Why slower production and more margin squeezes drain China’s hope

Recovery ahead? China fools the markets (Part 2 of 3)

(Continued from Part 1)

Production slowdown

Looking at the individual drivers reveals further insight into why minor improvements did not and may not continue to translate into increased production.

As we mentioned in Part 1, there was a loss of momentum (new orders minus inventory) in September with respect to August. The production sub-index fell 0.7 points to 50.2, which is expected given the loss of momentum.

Plus, the loss of momentum is the reason why the employment rate remained flat in contraction territory despite continued production expansion.

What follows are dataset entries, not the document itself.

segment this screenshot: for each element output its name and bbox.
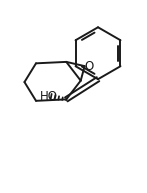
Text: O: O: [84, 60, 93, 73]
Text: HO: HO: [40, 90, 58, 103]
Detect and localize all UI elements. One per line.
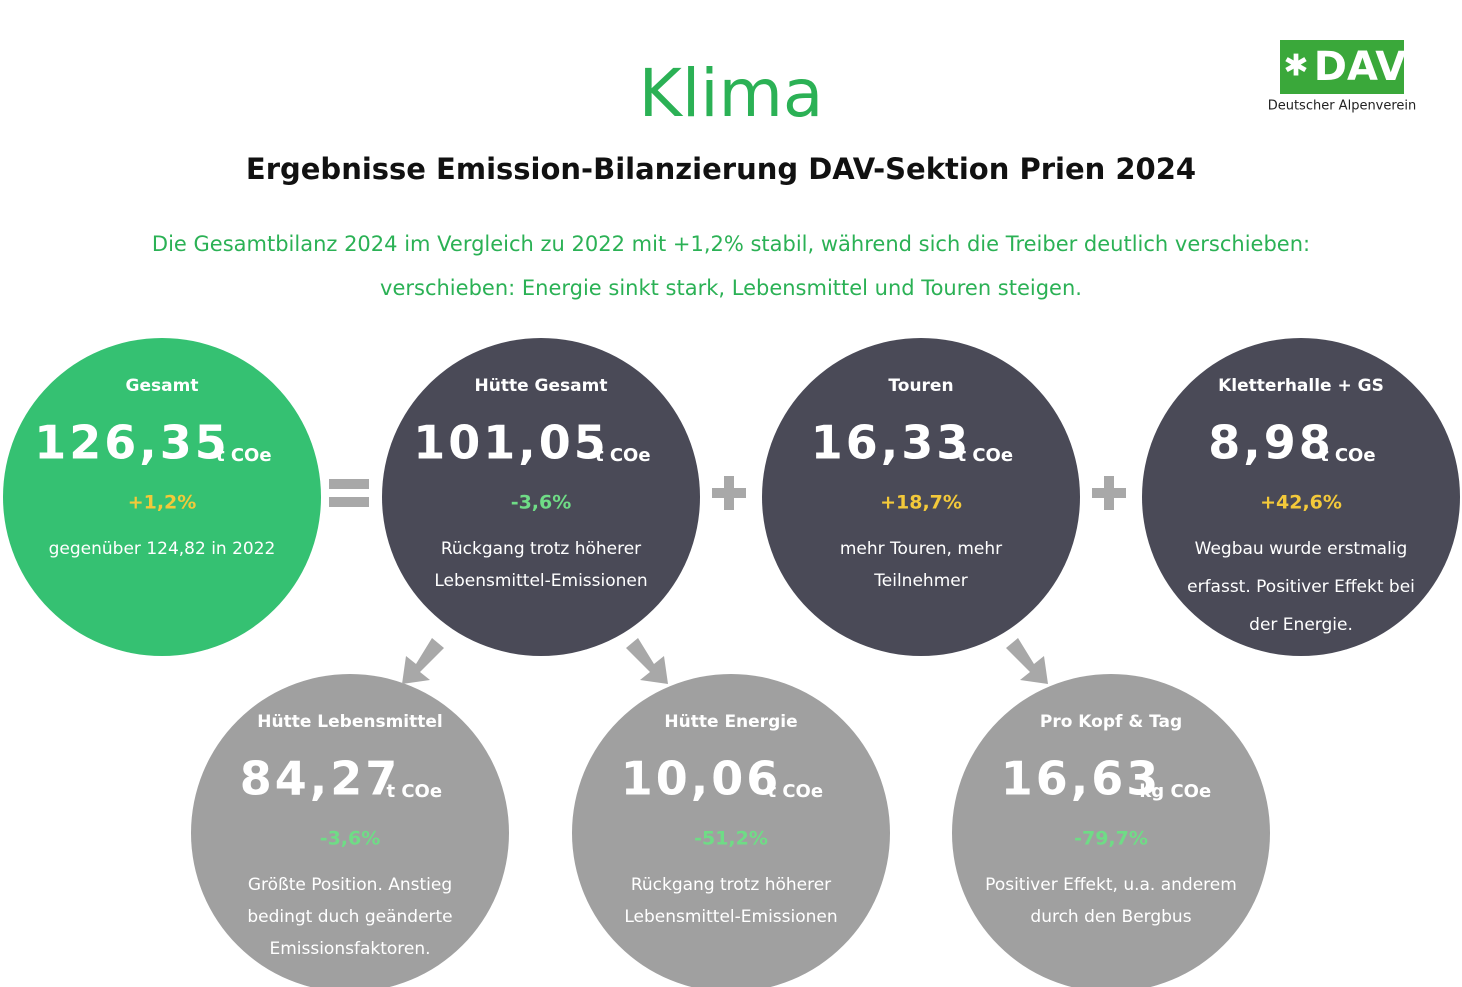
card-text: der Energie. [1249, 615, 1353, 635]
arrow [1006, 638, 1048, 684]
arrow [402, 638, 444, 684]
circle [1142, 338, 1460, 656]
card-text: erfasst. Positiver Effekt bei [1187, 577, 1415, 597]
card-value: 8,98 [1208, 416, 1334, 470]
circle-card: Hütte Energie 10,06t COe -51,2% Rückgang tr… [572, 674, 890, 987]
circle [572, 674, 890, 987]
card-value: 126,35 [34, 416, 230, 470]
arrow [626, 638, 668, 684]
card-change: +42,6% [1260, 492, 1342, 514]
logo-star: ✱ [1283, 49, 1308, 84]
title: Klima [639, 55, 824, 132]
intro-line: Die Gesamtbilanz 2024 im Vergleich zu 20… [152, 232, 1310, 256]
card-change: -79,7% [1074, 828, 1148, 850]
logo: ✱ DAV Deutscher Alpenverein [1268, 40, 1417, 114]
circle [952, 674, 1270, 987]
circle [3, 338, 321, 656]
circle-card: Hütte Lebensmittel 84,27t COe -3,6% Größte … [191, 674, 509, 987]
circle-card: Gesamt 126,35t COe +1,2% gegenüber 124,82 i… [3, 338, 321, 656]
card-change: +18,7% [880, 492, 962, 514]
card-unit: t COe [216, 445, 272, 466]
card-text: Lebensmittel-Emissionen [624, 907, 837, 927]
logo-box [1280, 40, 1404, 94]
card-value: 84,27 [240, 752, 401, 806]
card-text: Rückgang trotz höherer [631, 875, 831, 895]
card-title: Hütte Lebensmittel [257, 712, 442, 732]
card-title: Hütte Gesamt [475, 376, 608, 396]
circle [382, 338, 700, 656]
card-value: 10,06 [621, 752, 782, 806]
card-text: Positiver Effekt, u.a. anderem [985, 875, 1237, 895]
card-change: -51,2% [694, 828, 768, 850]
card-title: Touren [888, 376, 953, 396]
equals-bar [329, 479, 369, 489]
card-title: Kletterhalle + GS [1218, 376, 1384, 396]
card-value: 16,63 [1001, 752, 1162, 806]
operators [329, 476, 1126, 510]
circle [762, 338, 1080, 656]
circle [191, 674, 509, 987]
card-text: durch den Bergbus [1030, 907, 1191, 927]
logo-name: Deutscher Alpenverein [1268, 99, 1417, 114]
equals-bar [329, 497, 369, 507]
card-text: gegenüber 124,82 in 2022 [49, 539, 276, 559]
card-title: Hütte Energie [664, 712, 797, 732]
card-title: Gesamt [126, 376, 199, 396]
logo-mark: DAV [1314, 44, 1406, 90]
card-value: 16,33 [811, 416, 972, 470]
card-unit: t COe [957, 445, 1013, 466]
card-text: Teilnehmer [873, 571, 967, 591]
card-unit: t COe [1320, 445, 1376, 466]
arrows [402, 638, 1048, 684]
card-text: Rückgang trotz höherer [441, 539, 641, 559]
card-unit: t COe [386, 781, 442, 802]
card-text: Lebensmittel-Emissionen [434, 571, 647, 591]
card-unit: kg COe [1139, 781, 1211, 802]
card-text: Größte Position. Anstieg [248, 875, 452, 895]
plus-v [724, 476, 734, 510]
card-unit: t COe [595, 445, 651, 466]
card-title: Pro Kopf & Tag [1040, 712, 1182, 732]
circle-card: Touren 16,33t COe +18,7% mehr Touren, mehr T… [762, 338, 1080, 656]
card-text: Wegbau wurde erstmalig [1195, 539, 1408, 559]
plus-v [1104, 476, 1114, 510]
intro-line: verschieben: Energie sinkt stark, Lebens… [380, 276, 1082, 300]
card-text: bedingt duch geänderte [247, 907, 452, 927]
subtitle: Ergebnisse Emission-Bilanzierung DAV-Sek… [246, 152, 1196, 186]
circle-card: Hütte Gesamt 101,05t COe -3,6% Rückgang tro… [382, 338, 700, 656]
card-unit: t COe [767, 781, 823, 802]
circle-card: Kletterhalle + GS 8,98t COe +42,6% Wegbau w… [1142, 338, 1460, 656]
card-text: mehr Touren, mehr [840, 539, 1002, 559]
card-value: 101,05 [413, 416, 609, 470]
card-change: +1,2% [128, 492, 197, 514]
card-change: -3,6% [320, 828, 381, 850]
card-change: -3,6% [511, 492, 572, 514]
card-text: Emissionsfaktoren. [269, 939, 430, 959]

Inflation pressures remain

While inflation sub-indices aren’t part of the components that make up the headline PMI score, it’s important to review them as well to understand the pricing and margin dynamics. Both input and output prices sub-indices expanded 0.5 points, though the input prices sub-index remains almost 2 points ahead, at 53.2.

What this means is that inputs continued to expand for the second consecutive month at a higher pace than the prices charged, reflecting a lack of cost passed through to consumers. This is generally driven by increased competition and weak demand, which causes margin squeezes in the longer term, as costs rise faster than inputs.

While on its own, this may be a weak signal, it does add to the rest of the negatively biased data from the PMI survey.